Facial recognition technology is used in everyday life through Facebook photo tagging, airport security and even in online dating applications. Goodyear pointed out it is also being used by other governments for more surveillance purposes but emphasized a need for regulation similar to Detroit’s in these situations. 

“The Chinese government has been using facial recognition technology to track the movements of certain Uighur groups in western China … that’s kind of the far, not great side of this technology,” Goodyear said. “The Chinese and Hong Kong governments have been using it in Hong Kong to actually track jaywalking in Hong Kong, which is maybe a little bit ‘big brother’. So it is important to — kind of like in what this ordinance is doing now — to draw boundaries of what’s acceptable behavior and what's not acceptable.”

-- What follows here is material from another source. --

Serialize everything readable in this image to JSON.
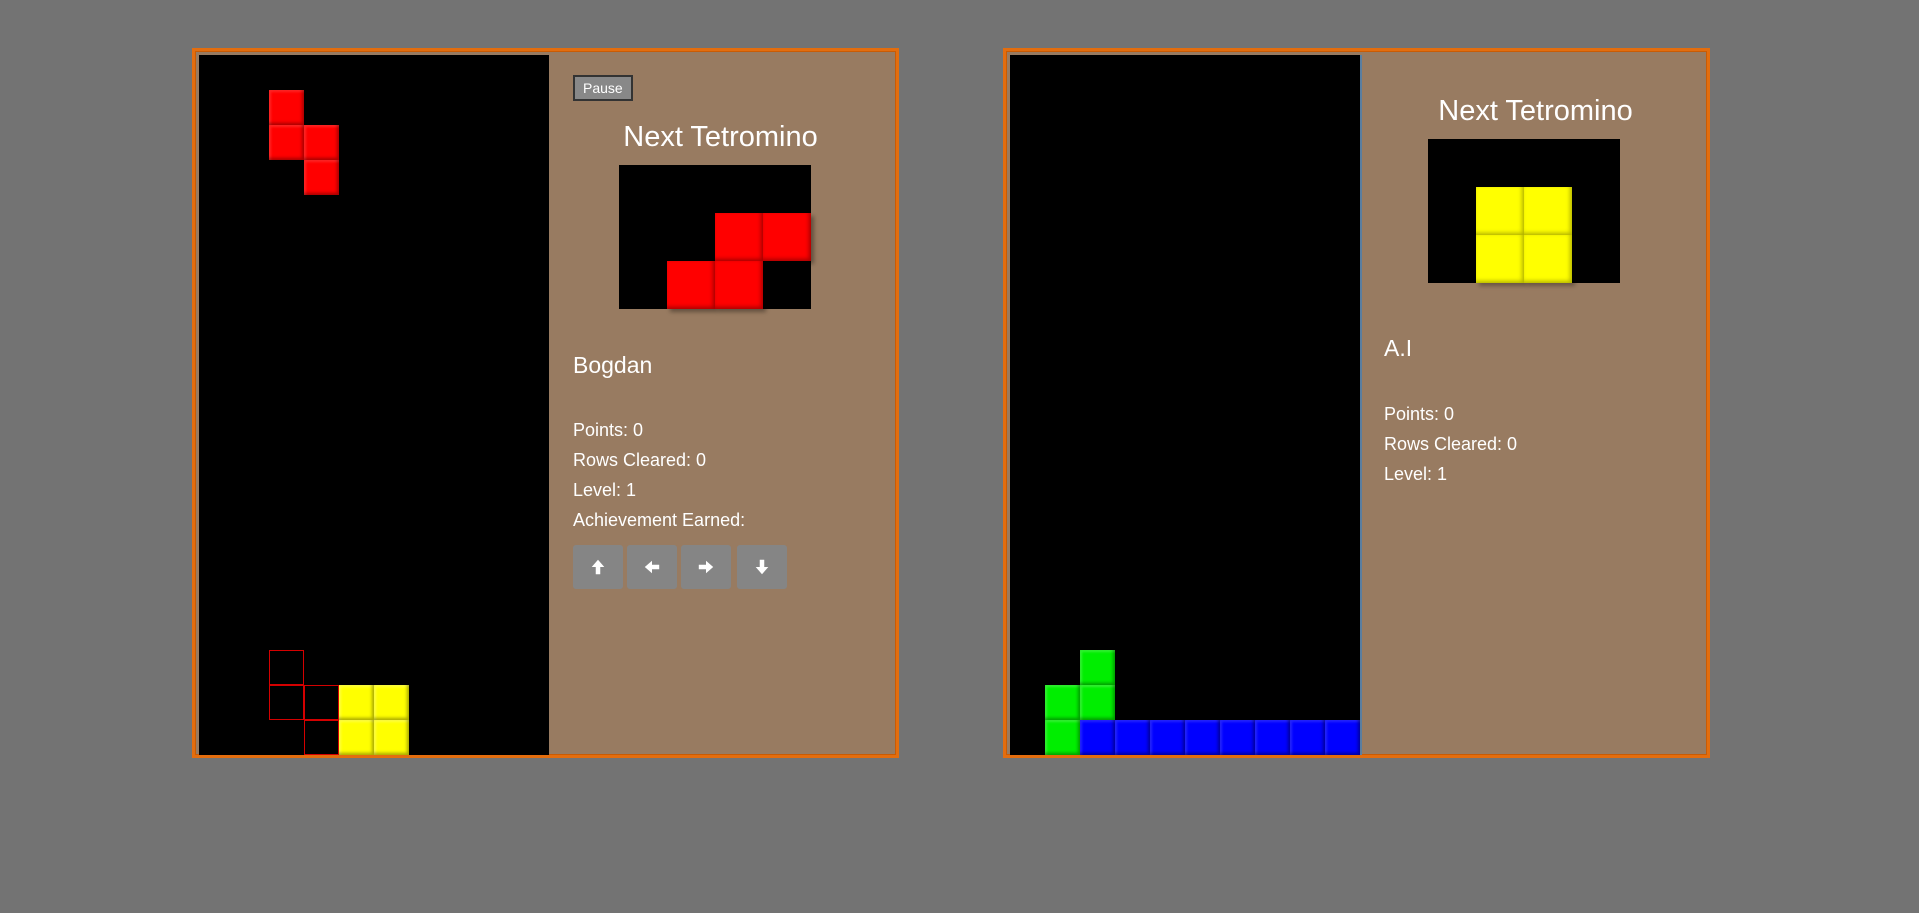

If facial recognition technology were to be implemented in Ann Arbor, Agnew said it would have similarly detrimental effects on the community.

“Anywhere you implement this it won’t have a good outcome because of over-policing and over-surveilling,” Agnew said. “Ann Arbor likes to think of itself as a very liberal city, and this would be a way to police the already small numbers of people of color we have here.”

If the software were to be implemented in Ann Arbor, Goodyear said he hoped it would be with clear regulations and limitations in part produced through community engagement. He pointed out Ann Arbor’s smaller size and said the roles of the Ann Arbor Police Department and the University police would change how such technology could be implemented compared to in Detroit. 

“I think they’d definitely implement it in a different way,” Goodyear said. “But hopefully they’d do it in a similar way to Detroit, where they have public forums that allow things to be discussed publicly and actually create regulations to limit any sort of things might be going on like in China, or Hong Kong for example.”

Deputy Chief of Police Melissa Overton of the University’s Division of Public Safety & Security said the department has not discussed using facial recognition technology yet.

“We are always reviewing the latest technology that would assist law enforcement in solving crime, however, we have not discussed facial recognition at this time,” she wrote in an email to the Daily.

The Ann Arbor Police Department did not respond to requests for comment in time for publication.

With regards to the primary controversy surrounding the software, Goodyear believes the technology still needs improvement. However, he emphasized the facial recognition technology would not be able to solely be used to indict or imprison a suspect. 

“They should be going through and making sure that it's absolutely accurate,” Goodyear said. “But … no one’s going to be arrested and thrown in jail, indicted, based purely on their picture. Facial recognition technology so far is one factor. So under standard evidence, you need to have a variety of different things that kind of show that someone did something. In this case, it would be good evidence, but in and of itself, it’s not enough.”

Agnew argued there would be no positive outcomes from the continued use of the technology for both victims and those incarcerated. 

“With the criminal justice system we tend to disproportionately target people of color,” she said. “And that often doesn’t happen in a way that helps victims. They’re saying, ‘We’re going to use this system of surveillance to help victims.’ But how is it going to help victims? It’s not providing support or help to victims to deal with what happened, it’s just another way to police people.”